The reasons may well lie in the aftermath of a bruising argument within Whitehall about how to handle the recent case of two Britons who were arrested for spying for China, and with a growth-boosting visit to Beijing by the prime minister scheduled for 2026.

Sources in the service suggest the aim of the China strategy is to avoid confrontation in order to further intelligence gathering and to have a more productive economic relationship with Beijing. More hardline interpreters of the Secret Intelligence Service will raise eyebrows at her suggestion that the “convening power” of the service would enable it to “ defuse tensions.”

But there was no doubt about Metreweli’s deep concern regarding the impacts of social media disinformation and distortion, in a framing that seemed just as worried about U.S. tech titans as about conventional state-led threats: “We are being contested from battlefield to boardroom — and even our brains — as disinformation manipulates our understanding of each other.”

Declaring that “some  algorithms become as powerful as states,” she seemed to tilt at outfits like Elon Musk’s X and Mark Zuckerberg’s Meta-owned Facebook. Metreweli warned that “hyper-personalized tools could become a new vector for conflict and control,” affecting societies and individuals in “minutes, not months — my service must operate in this new context too.”

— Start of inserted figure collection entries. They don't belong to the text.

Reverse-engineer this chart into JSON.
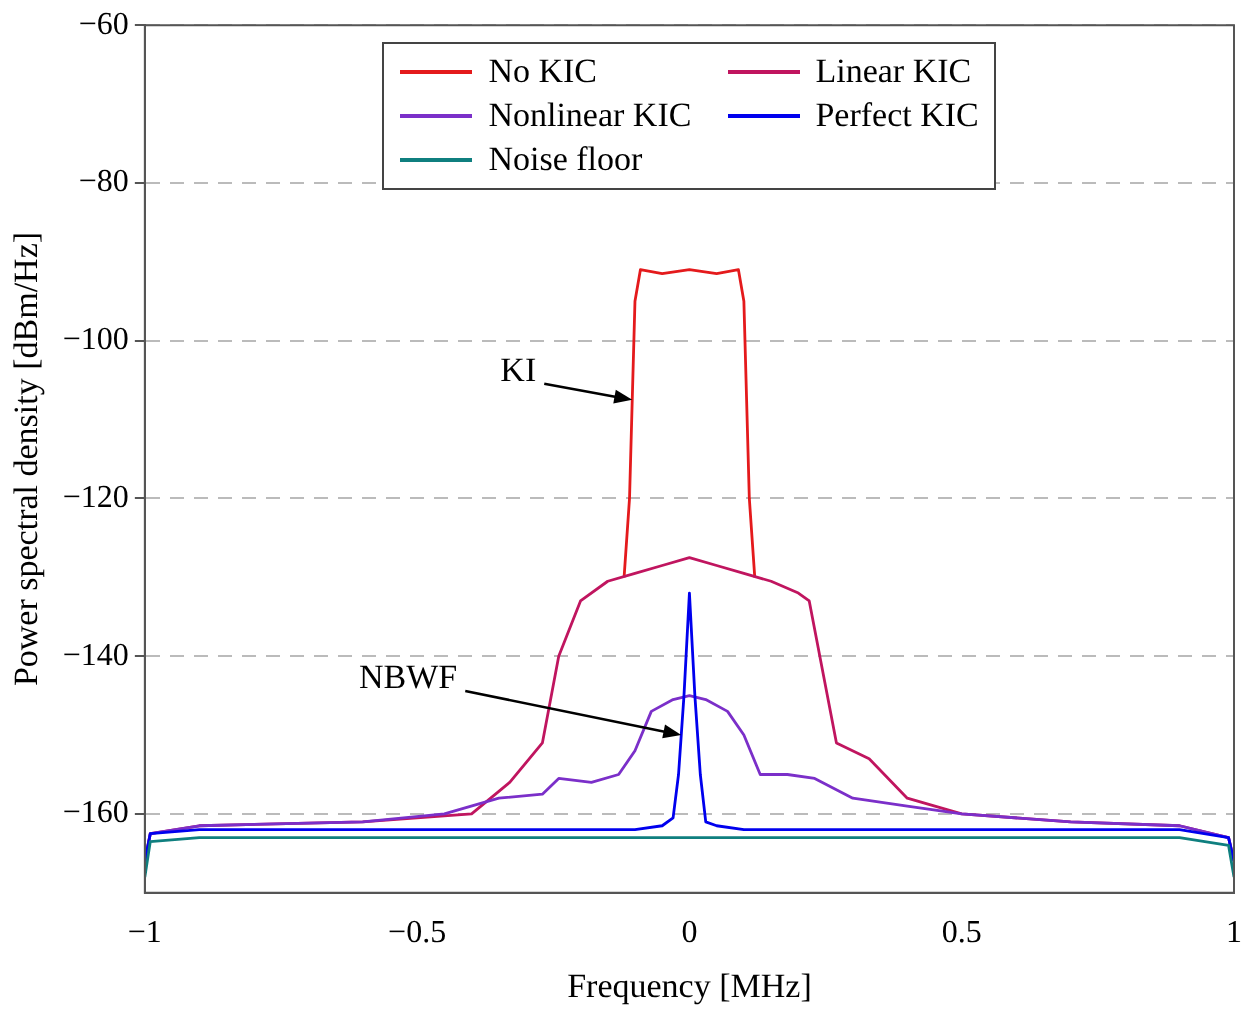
{
  "chart_data": {
    "type": "line",
    "xlabel": "Frequency [MHz]",
    "ylabel": "Power spectral density [dBm/Hz]",
    "xlim": [
      -1,
      1
    ],
    "xticks": [
      -1,
      -0.5,
      0,
      0.5,
      1
    ],
    "ylim": [
      -170,
      -60
    ],
    "yticks": [
      -160,
      -140,
      -120,
      -100,
      -80,
      -60
    ],
    "grid": "y",
    "legend": "top",
    "marker": "none",
    "line_style": "solid",
    "annotations": [
      {
        "text": "KI",
        "x": -0.105,
        "y": -107.5
      },
      {
        "text": "NBWF",
        "x": -0.015,
        "y": -150
      }
    ],
    "series": [
      {
        "name": "No KIC",
        "color": "#e41a1c",
        "x": [
          -0.12,
          -0.11,
          -0.1,
          -0.09,
          -0.05,
          0,
          0.05,
          0.09,
          0.1,
          0.11,
          0.12
        ],
        "values": [
          -130,
          -120,
          -95,
          -91,
          -91.5,
          -91,
          -91.5,
          -91,
          -95,
          -120,
          -130
        ]
      },
      {
        "name": "Linear KIC",
        "color": "#c0155f",
        "x": [
          -1,
          -0.99,
          -0.9,
          -0.6,
          -0.4,
          -0.33,
          -0.27,
          -0.24,
          -0.2,
          -0.15,
          -0.1,
          -0.05,
          0,
          0.05,
          0.1,
          0.15,
          0.2,
          0.22,
          0.27,
          0.33,
          0.4,
          0.5,
          0.7,
          0.9,
          0.99,
          1
        ],
        "values": [
          -166,
          -162.5,
          -161.5,
          -161,
          -160,
          -156,
          -151,
          -140,
          -133,
          -130.5,
          -129.5,
          -128.5,
          -127.5,
          -128.5,
          -129.5,
          -130.5,
          -132,
          -133,
          -151,
          -153,
          -158,
          -160,
          -161,
          -161.5,
          -163,
          -166
        ]
      },
      {
        "name": "Nonlinear KIC",
        "color": "#7b2fc9",
        "x": [
          -1,
          -0.99,
          -0.9,
          -0.6,
          -0.45,
          -0.35,
          -0.27,
          -0.24,
          -0.18,
          -0.13,
          -0.1,
          -0.07,
          -0.03,
          0,
          0.03,
          0.07,
          0.1,
          0.13,
          0.18,
          0.23,
          0.3,
          0.4,
          0.5,
          0.7,
          0.9,
          0.99,
          1
        ],
        "values": [
          -166,
          -162.5,
          -161.5,
          -161,
          -160,
          -158,
          -157.5,
          -155.5,
          -156,
          -155,
          -152,
          -147,
          -145.5,
          -145,
          -145.5,
          -147,
          -150,
          -155,
          -155,
          -155.5,
          -158,
          -159,
          -160,
          -161,
          -161.5,
          -163,
          -166
        ]
      },
      {
        "name": "Perfect KIC",
        "color": "#0000ee",
        "x": [
          -1,
          -0.99,
          -0.9,
          -0.5,
          -0.1,
          -0.05,
          -0.03,
          -0.02,
          -0.015,
          -0.01,
          0,
          0.01,
          0.02,
          0.03,
          0.05,
          0.1,
          0.5,
          0.9,
          0.99,
          1
        ],
        "values": [
          -166,
          -162.5,
          -162,
          -162,
          -162,
          -161.5,
          -160.5,
          -155,
          -150,
          -145,
          -132,
          -145,
          -155,
          -161,
          -161.5,
          -162,
          -162,
          -162,
          -163,
          -166
        ]
      },
      {
        "name": "Noise floor",
        "color": "#0f7f7f",
        "x": [
          -1,
          -0.99,
          -0.9,
          -0.5,
          0,
          0.5,
          0.9,
          0.99,
          1
        ],
        "values": [
          -168,
          -163.5,
          -163,
          -163,
          -163,
          -163,
          -163,
          -164,
          -168
        ]
      }
    ]
  }
}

The new boss used the possessive pronoun, talking about “my service” in her speech several times — another sign that she intends to put a distinctive mark on the job now that she has, at the age of just 48, inherited the famous green-ink pen in which the head of the service signs correspondence. 

Metreweli is an experienced operator in war zones including Iraq who spent a secondment with MI5, the domestic intelligence service, and won the job in large part because of her experience in the top job via MI6’s science and technology “Q” Branch. She clearly wants to expedite changes in the service — saying agents must be as fluent in computer coding as in foreign languages. She is also expected to try to address a tendency in the service to harvest information without a clear focus on the actions that should follow — the product of a glut of intelligence gathered via digital means and AI.

She was keen to stress that the human factor is at the heart of it all — an attempt to reassure spies and analysts wondering if they might be replaced by AI agents as the job of gathering intelligence in the era of facial recognition and biometrics gets harder. 

Armed with a steely gaze, Metreweli speaks fluent human with an occasional small smile. She is also the first incumbent of the job to wear a very large costume jewelry beetle brooch on her somber navy attire. No small amount of attention in Moscow and Beijing could go into decoding that.